Judges have sentencing guidelines to follow when they convict someone of a violent crime. They also have the discretion to add extra consequences that will come into play after the person has completed the prison sentence and paid all fines. Especially before accepting a plea deal, a person facing criminal charges should learn about the potential collateral consequences attached to the conviction.
According to the American Bar Association, these collateral consequences often disqualify the person for a wide range of opportunities, and may even keep him or her from successfully reintegrating into society.
Almost a third of people who are leaving prison expect to go to a homeless shelter right away. Those with certain types of convictions who plan to move in with family members or friends could put these people in jeopardy of losing their homes, as some public housing requirements include mandates that previously incarcerated people cannot move into or stay at the public housing unit.
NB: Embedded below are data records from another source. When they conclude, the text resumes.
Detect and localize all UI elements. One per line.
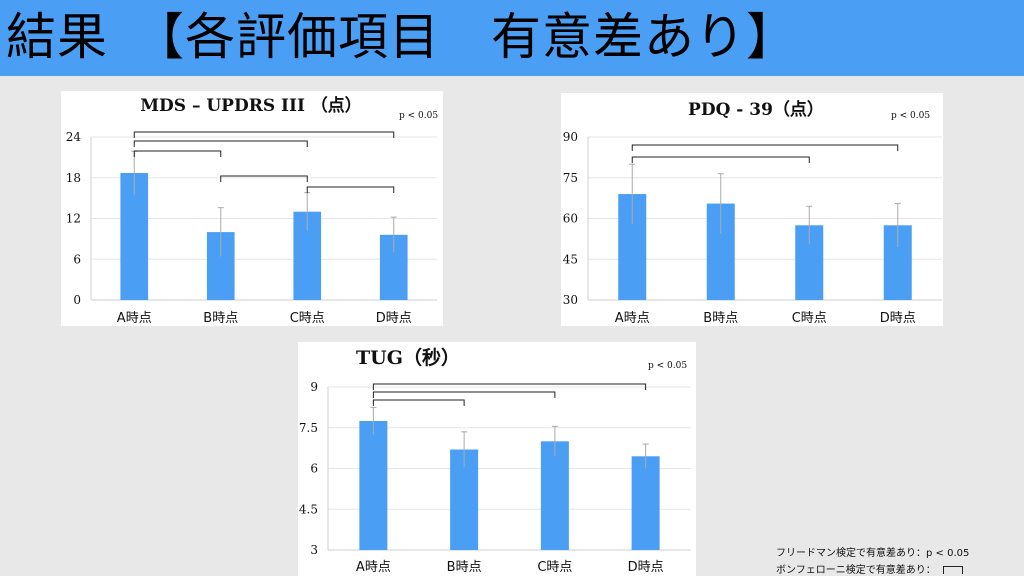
y-tick-label: 18: [66, 171, 81, 185]
y-tick-label: 45: [563, 252, 578, 266]
y-tick-label: 12: [66, 212, 81, 226]
x-category-label: C時点: [792, 311, 827, 326]
y-tick-label: 9: [310, 380, 318, 394]
x-category-label: C時点: [537, 560, 572, 575]
y-tick-label: 60: [563, 212, 578, 226]
x-category-label: D時点: [880, 311, 916, 326]
y-tick-label: 3: [310, 543, 318, 557]
significance-bracket: [133, 131, 395, 138]
bracket-symbol-icon: [942, 566, 963, 574]
significance-bracket: [372, 399, 465, 406]
x-category-label: D時点: [376, 311, 412, 326]
chart-title: TUG（秒）: [356, 346, 460, 369]
significance-note: p < 0.05: [648, 361, 687, 371]
bar-D時点: [631, 456, 660, 550]
y-tick-label: 6: [310, 462, 318, 476]
y-tick-label: 7.5: [299, 421, 318, 435]
y-tick-label: 24: [66, 130, 82, 144]
x-category-label: A時点: [117, 311, 152, 326]
slide-title: 結果 【各評価項目 有意差あり】: [6, 8, 797, 66]
x-category-label: A時点: [356, 560, 391, 575]
chart-tug: TUG（秒） p < 0.05 3 4.5 6 7.5 9 A時点 B時点 C時点 D時点: [299, 346, 691, 575]
header-bar: 結果 【各評価項目 有意差あり】: [0, 0, 1024, 76]
y-tick-label: 6: [73, 252, 81, 266]
significance-bracket: [631, 156, 810, 163]
chart-title: MDS – UPDRS III （点）: [140, 95, 362, 116]
y-tick-label: 75: [563, 171, 578, 185]
significance-note: p < 0.05: [399, 111, 438, 121]
chart-title: PDQ - 39（点）: [688, 99, 824, 120]
footnote-bonferroni: ボンフェローニ検定で有意差あり：: [776, 561, 963, 576]
y-tick-label: 0: [73, 293, 81, 307]
significance-bracket: [631, 144, 899, 151]
significance-note: p < 0.05: [891, 111, 930, 121]
chart-mds-updrs: MDS – UPDRS III （点） p < 0.05 0 6 12 18 24 A時点 B時…: [66, 95, 439, 326]
y-tick-label: 30: [563, 293, 578, 307]
bar-A時点: [359, 420, 388, 550]
footnote-bonferroni-text: ボンフェローニ検定で有意差あり：: [776, 565, 936, 576]
x-category-label: B時点: [703, 311, 738, 326]
significance-bracket: [220, 175, 308, 182]
x-category-label: D時点: [628, 560, 664, 575]
x-category-label: B時点: [203, 311, 238, 326]
x-category-label: B時点: [447, 560, 482, 575]
y-tick-label: 90: [563, 130, 578, 144]
significance-bracket: [372, 391, 556, 398]
footnote-friedman-text: フリードマン検定で有意差あり：p < 0.05: [776, 548, 970, 559]
footnote-friedman: フリードマン検定で有意差あり：p < 0.05: [776, 544, 969, 559]
chart-pdq39: PDQ - 39（点） p < 0.05 30 45 60 75 90 A時点 B時点 C時点 D時…: [563, 99, 942, 326]
significance-bracket: [133, 140, 308, 147]
significance-bracket: [306, 186, 395, 193]
chart-panel-tug: TUG（秒） p < 0.05 3 4.5 6 7.5 9 A時点 B時点 C時点 D時点: [298, 342, 696, 576]
chart-panel-mds-updrs: MDS – UPDRS III （点） p < 0.05 0 6 12 18 24 A時点 B時…: [61, 91, 443, 326]
x-category-label: C時点: [290, 311, 325, 326]
bar-C時点: [540, 441, 569, 550]
significance-bracket: [372, 383, 647, 390]
chart-panel-pdq39: PDQ - 39（点） p < 0.05 30 45 60 75 90 A時点 B時点 C時点 D時…: [561, 93, 943, 326]
significance-bracket: [133, 150, 222, 157]
x-category-label: A時点: [615, 311, 650, 326]
y-tick-label: 4.5: [299, 502, 318, 516]
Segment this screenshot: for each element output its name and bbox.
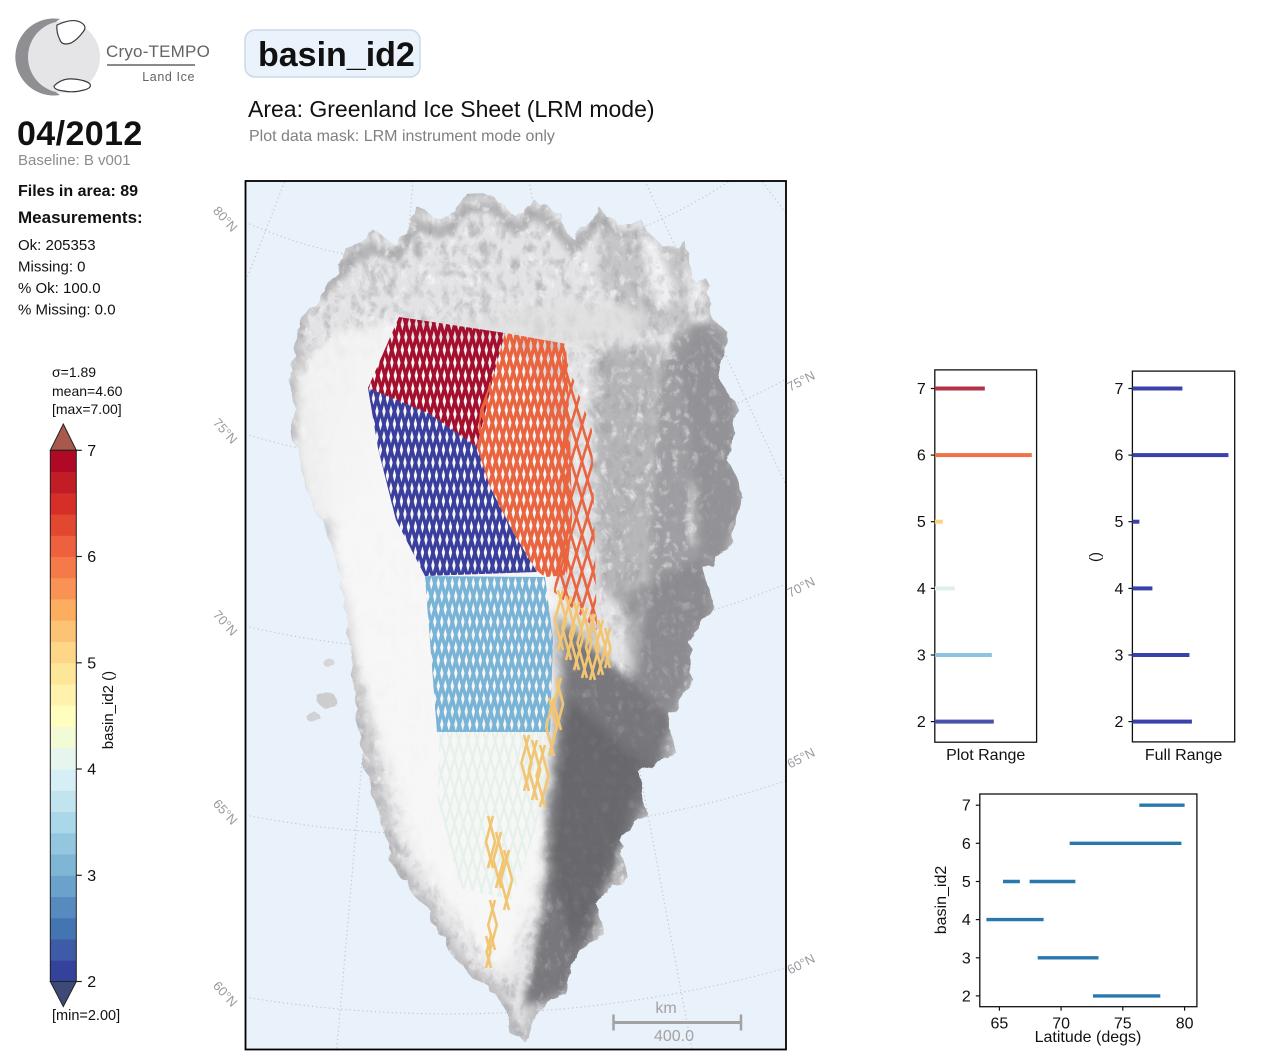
svg-text:6: 6 <box>87 549 96 566</box>
svg-text:4: 4 <box>87 762 96 779</box>
svg-text:2: 2 <box>1114 714 1123 731</box>
svg-text:mean=4.60: mean=4.60 <box>52 383 123 399</box>
svg-text:(): () <box>1087 552 1104 562</box>
svg-text:[max=7.00]: [max=7.00] <box>52 401 122 417</box>
svg-text:3: 3 <box>962 950 971 967</box>
svg-text:Ok: 205353: Ok: 205353 <box>18 237 96 254</box>
svg-text:Cryo-TEMPO: Cryo-TEMPO <box>106 42 210 61</box>
svg-text:% Ok: 100.0: % Ok: 100.0 <box>18 280 101 297</box>
svg-text:3: 3 <box>87 868 96 885</box>
svg-text:Measurements:: Measurements: <box>18 208 143 227</box>
svg-text:σ=1.89: σ=1.89 <box>52 364 96 380</box>
svg-text:Full Range: Full Range <box>1145 747 1222 764</box>
svg-text:2: 2 <box>87 974 96 991</box>
svg-text:5: 5 <box>1114 514 1123 531</box>
svg-text:Latitude (degs): Latitude (degs) <box>1035 1029 1142 1046</box>
svg-text:6: 6 <box>917 448 926 465</box>
svg-text:7: 7 <box>1114 381 1123 398</box>
svg-text:2: 2 <box>962 988 971 1005</box>
svg-text:% Missing: 0.0: % Missing: 0.0 <box>18 302 116 319</box>
svg-text:Files in area: 89: Files in area: 89 <box>18 183 138 200</box>
svg-text:7: 7 <box>917 381 926 398</box>
svg-text:7: 7 <box>962 798 971 815</box>
svg-text:400.0: 400.0 <box>654 1028 694 1045</box>
svg-text:basin_id2: basin_id2 <box>933 866 950 935</box>
svg-text:4: 4 <box>917 581 926 598</box>
svg-text:Plot data mask: LRM instrument: Plot data mask: LRM instrument mode only <box>249 128 555 145</box>
svg-text:5: 5 <box>87 655 96 672</box>
svg-text:Land Ice: Land Ice <box>142 70 195 84</box>
svg-text:km: km <box>655 1000 676 1017</box>
svg-text:Missing: 0: Missing: 0 <box>18 259 86 276</box>
svg-text:basin_id2: basin_id2 <box>258 36 415 74</box>
svg-text:5: 5 <box>962 874 971 891</box>
svg-text:3: 3 <box>917 648 926 665</box>
svg-text:75: 75 <box>1114 1016 1132 1033</box>
svg-text:Area: Greenland Ice Sheet (LRM: Area: Greenland Ice Sheet (LRM mode) <box>248 96 655 122</box>
svg-text:5: 5 <box>917 514 926 531</box>
svg-text:[min=2.00]: [min=2.00] <box>52 1008 120 1024</box>
svg-text:Baseline: B v001: Baseline: B v001 <box>18 152 131 169</box>
svg-text:4: 4 <box>962 912 971 929</box>
svg-text:4: 4 <box>1114 581 1123 598</box>
svg-text:70: 70 <box>1052 1016 1070 1033</box>
svg-text:6: 6 <box>1114 448 1123 465</box>
svg-text:basin_id2 (): basin_id2 () <box>100 671 117 749</box>
svg-text:65: 65 <box>991 1016 1009 1033</box>
svg-text:6: 6 <box>962 836 971 853</box>
svg-text:Plot Range: Plot Range <box>946 747 1025 764</box>
svg-text:2: 2 <box>917 714 926 731</box>
svg-text:04/2012: 04/2012 <box>17 115 143 153</box>
svg-text:80: 80 <box>1176 1016 1194 1033</box>
svg-text:7: 7 <box>87 443 96 460</box>
svg-text:3: 3 <box>1114 648 1123 665</box>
Even those with the resources to find their own housing may discover that when a landlord runs a background check, the information may result in an application denial.
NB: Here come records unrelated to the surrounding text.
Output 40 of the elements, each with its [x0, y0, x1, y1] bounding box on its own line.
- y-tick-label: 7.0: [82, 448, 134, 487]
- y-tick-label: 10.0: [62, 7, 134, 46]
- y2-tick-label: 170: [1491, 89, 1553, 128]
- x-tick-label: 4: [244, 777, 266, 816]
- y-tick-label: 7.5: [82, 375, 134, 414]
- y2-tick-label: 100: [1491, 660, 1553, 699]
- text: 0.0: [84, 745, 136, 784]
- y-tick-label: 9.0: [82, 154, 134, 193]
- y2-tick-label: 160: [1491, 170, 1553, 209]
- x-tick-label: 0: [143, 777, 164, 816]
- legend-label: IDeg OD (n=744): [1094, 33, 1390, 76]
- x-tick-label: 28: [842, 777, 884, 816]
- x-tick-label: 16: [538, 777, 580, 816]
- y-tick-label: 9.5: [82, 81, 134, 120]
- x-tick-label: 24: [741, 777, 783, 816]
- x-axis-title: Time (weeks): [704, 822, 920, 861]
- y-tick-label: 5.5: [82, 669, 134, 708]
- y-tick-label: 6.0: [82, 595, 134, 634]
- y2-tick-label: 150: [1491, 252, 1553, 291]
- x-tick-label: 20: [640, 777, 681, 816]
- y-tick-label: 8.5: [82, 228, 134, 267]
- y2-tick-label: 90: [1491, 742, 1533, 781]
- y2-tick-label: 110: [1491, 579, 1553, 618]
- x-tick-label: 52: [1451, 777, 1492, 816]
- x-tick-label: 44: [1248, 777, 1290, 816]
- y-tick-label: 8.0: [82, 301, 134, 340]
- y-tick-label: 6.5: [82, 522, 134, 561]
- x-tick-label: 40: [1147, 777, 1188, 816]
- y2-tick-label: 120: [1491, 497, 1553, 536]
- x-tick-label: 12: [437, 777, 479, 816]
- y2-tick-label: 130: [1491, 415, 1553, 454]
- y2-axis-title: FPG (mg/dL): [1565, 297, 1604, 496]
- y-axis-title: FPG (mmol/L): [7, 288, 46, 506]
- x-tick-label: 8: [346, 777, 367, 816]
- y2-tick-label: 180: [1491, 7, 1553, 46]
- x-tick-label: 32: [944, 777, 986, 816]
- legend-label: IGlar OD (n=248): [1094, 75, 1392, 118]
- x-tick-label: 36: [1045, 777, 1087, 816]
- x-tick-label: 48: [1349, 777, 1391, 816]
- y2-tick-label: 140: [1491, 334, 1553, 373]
Sometimes, the nature of the conviction affects whether a person may qualify for a particular career, but this is not always the case. The U.S. Commission on Civil Rights reports that employers are 50% less likely to call back or offer a job to an applicant with a criminal record. State licensing boards for careers ranging from beauticians to physicians may have the discretion to deny an applicant based on a criminal record, as well.
Many people who leave prison do not have qualifications or “job readiness” to step into a career, but collateral consequences may affect educational opportunities. Federal grants and other financial assistance may not be available to someone with a conviction, and learning institutions may also deny applications from students with criminal records.